Bear Market Rally Highly Likely; Sell into Strength
After a punishing decline in June, U.S. and international stocks are due for a serious bear market rally. And the number of traders betting against further declines, known as the level of short interest, now sits at a record 3.6% of listed equities in the United States. That means a vicious, powerful counter-trend rally is highly possible in July or August.
The 55 percent jump in short interest since October exceeds all other gains since 2000, according to Bloomberg. The six previous increases averaged 28 percent and lasted 11 months. During those periods, the S&P 500 declined an average of 6 percent.

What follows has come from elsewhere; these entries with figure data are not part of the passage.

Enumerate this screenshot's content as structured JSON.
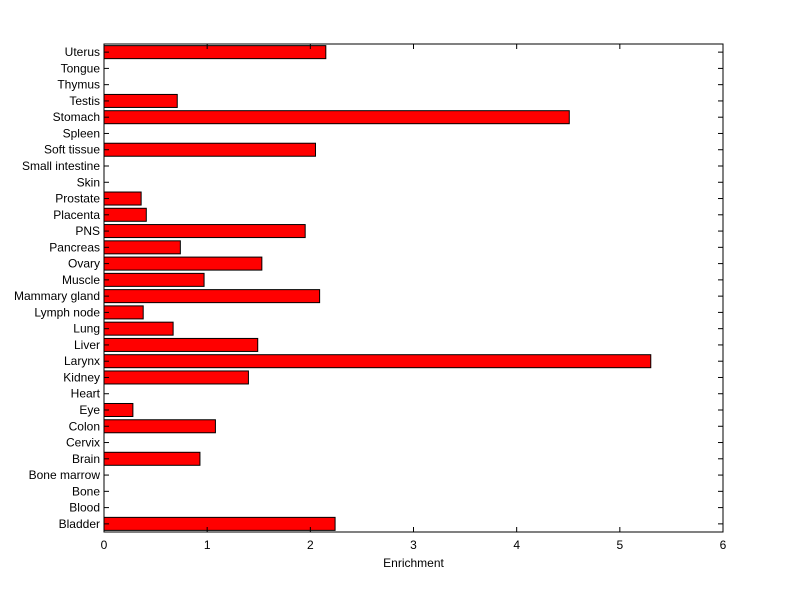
{
  "chart_data": {
    "type": "bar",
    "orientation": "horizontal",
    "title": "",
    "xlabel": "Enrichment",
    "ylabel": "",
    "xlim": [
      0,
      6
    ],
    "xticks": [
      "0",
      "1",
      "2",
      "3",
      "4",
      "5",
      "6"
    ],
    "grid": false,
    "legend": "none",
    "bar_color": "#ff0000",
    "categories": [
      "Bladder",
      "Blood",
      "Bone",
      "Bone marrow",
      "Brain",
      "Cervix",
      "Colon",
      "Eye",
      "Heart",
      "Kidney",
      "Larynx",
      "Liver",
      "Lung",
      "Lymph node",
      "Mammary gland",
      "Muscle",
      "Ovary",
      "Pancreas",
      "PNS",
      "Placenta",
      "Prostate",
      "Skin",
      "Small intestine",
      "Soft tissue",
      "Spleen",
      "Stomach",
      "Testis",
      "Thymus",
      "Tongue",
      "Uterus"
    ],
    "values": [
      2.24,
      0,
      0,
      0,
      0.93,
      0,
      1.08,
      0.28,
      0,
      1.4,
      5.3,
      1.49,
      0.67,
      0.38,
      2.09,
      0.97,
      1.53,
      0.74,
      1.95,
      0.41,
      0.36,
      0,
      0,
      2.05,
      0,
      4.51,
      0.71,
      0,
      0,
      2.15
    ]
  }
}
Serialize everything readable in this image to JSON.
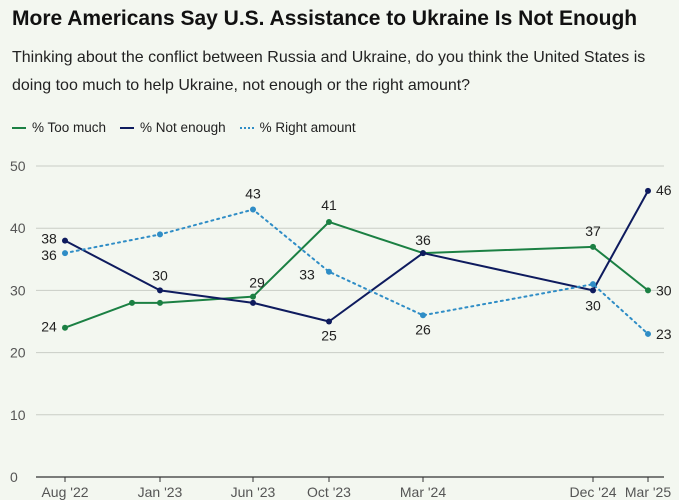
{
  "header": {
    "title": "More Americans Say U.S. Assistance to Ukraine Is Not Enough",
    "subtitle": "Thinking about the conflict between Russia and Ukraine, do you think the United States is doing too much to help Ukraine, not enough or the right amount?"
  },
  "colors": {
    "too_much": "#1b8043",
    "not_enough": "#0e1b5e",
    "right_amount": "#2f8dc6",
    "grid": "#c9cdc6"
  },
  "chart_data": {
    "type": "line",
    "title": "More Americans Say U.S. Assistance to Ukraine Is Not Enough",
    "xlabel": "",
    "ylabel": "",
    "ylim": [
      0,
      50
    ],
    "yticks": [
      0,
      10,
      20,
      30,
      40,
      50
    ],
    "grid": true,
    "legend": "top-left",
    "x": [
      "Aug '22",
      "Jan '23",
      "Jun '23",
      "Oct '23",
      "Mar '24",
      "Dec '24",
      "Mar '25"
    ],
    "series": [
      {
        "name": "% Too much",
        "style": "solid",
        "points": [
          [
            "Aug '22",
            24
          ],
          [
            "Nov '22",
            28
          ],
          [
            "Jan '23",
            28
          ],
          [
            "Jun '23",
            29
          ],
          [
            "Oct '23",
            41
          ],
          [
            "Mar '24",
            36
          ],
          [
            "Dec '24",
            37
          ],
          [
            "Mar '25",
            30
          ]
        ],
        "labels": [
          [
            "Aug '22",
            24
          ],
          [
            "Jun '23",
            29
          ],
          [
            "Oct '23",
            41
          ],
          [
            "Dec '24",
            37
          ],
          [
            "Mar '25",
            30
          ]
        ]
      },
      {
        "name": "% Not enough",
        "style": "solid",
        "points": [
          [
            "Aug '22",
            38
          ],
          [
            "Jan '23",
            30
          ],
          [
            "Jun '23",
            28
          ],
          [
            "Oct '23",
            25
          ],
          [
            "Mar '24",
            36
          ],
          [
            "Dec '24",
            30
          ],
          [
            "Mar '25",
            46
          ]
        ],
        "labels": [
          [
            "Aug '22",
            38
          ],
          [
            "Jan '23",
            30
          ],
          [
            "Oct '23",
            25
          ],
          [
            "Mar '24",
            36
          ],
          [
            "Dec '24",
            30
          ],
          [
            "Mar '25",
            46
          ]
        ]
      },
      {
        "name": "% Right amount",
        "style": "dotted",
        "points": [
          [
            "Aug '22",
            36
          ],
          [
            "Jan '23",
            39
          ],
          [
            "Jun '23",
            43
          ],
          [
            "Oct '23",
            33
          ],
          [
            "Mar '24",
            26
          ],
          [
            "Dec '24",
            31
          ],
          [
            "Mar '25",
            23
          ]
        ],
        "labels": [
          [
            "Aug '22",
            36
          ],
          [
            "Jun '23",
            43
          ],
          [
            "Oct '23",
            33
          ],
          [
            "Mar '24",
            26
          ],
          [
            "Mar '25",
            23
          ]
        ]
      }
    ]
  }
}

But before breaking out the champagne to celebrate the end of this bear market, remember that we’re still a long way from the finish line as it pertains to housing and credit. Also, the Fed has lost control of inflation – many foreign central banks in Asia are way behind the inflation curve and other emerging markets will follow amid skyrocketing food and energy prices.
Bear market rallies tend to be awfully convincing.
Previous bear market rallies from 2000 to 2002 resulted in big single-digit gains for global stocks. But gains were savagely cut as investors eventually headed for the exits at the same time as the economy deteriorated until prices finally bottomed in October 2002. But by then, the MSCI World Index had plunged more than 50% from its March 2000 all-time high and the S&P 500 Index more than 40%.
From its all-time high last October, the MSCI World Index now trades about 22% off its best levels and the S&P 500 Index is down 21%. According to Ned Davis Research, the average stock market decline in a bear market suggests we still have another roughly 10% of losses ahead as earnings deteriorate.
Personally, this is the worst year I’ve seen since 1998. And I’ll be candid like always.
Most of my recommendations have been pulled sharply lower over the last 12 months – including my contrarian value investing strategies. Most of the stocks I’ve been buying – already down more than a third or more at the time of their purchase, have declined even further in this mess. Only gold stocks are working for me along with positions in agriculture, the yen and reverse-index funds. Until last week, only oil and gold stocks, fertilizer companies and coal shares had rallied in 2008. If you don’t own these stocks, forget it; the rest of the market has literally tanked.
The final stage of bear market capitulation has not occurred. The pain will truly end when everyone is dumping stocks en masse and more losses are inflicted. Use any intermittent bear market rally this summer to sell stocks. The worst is not behind us.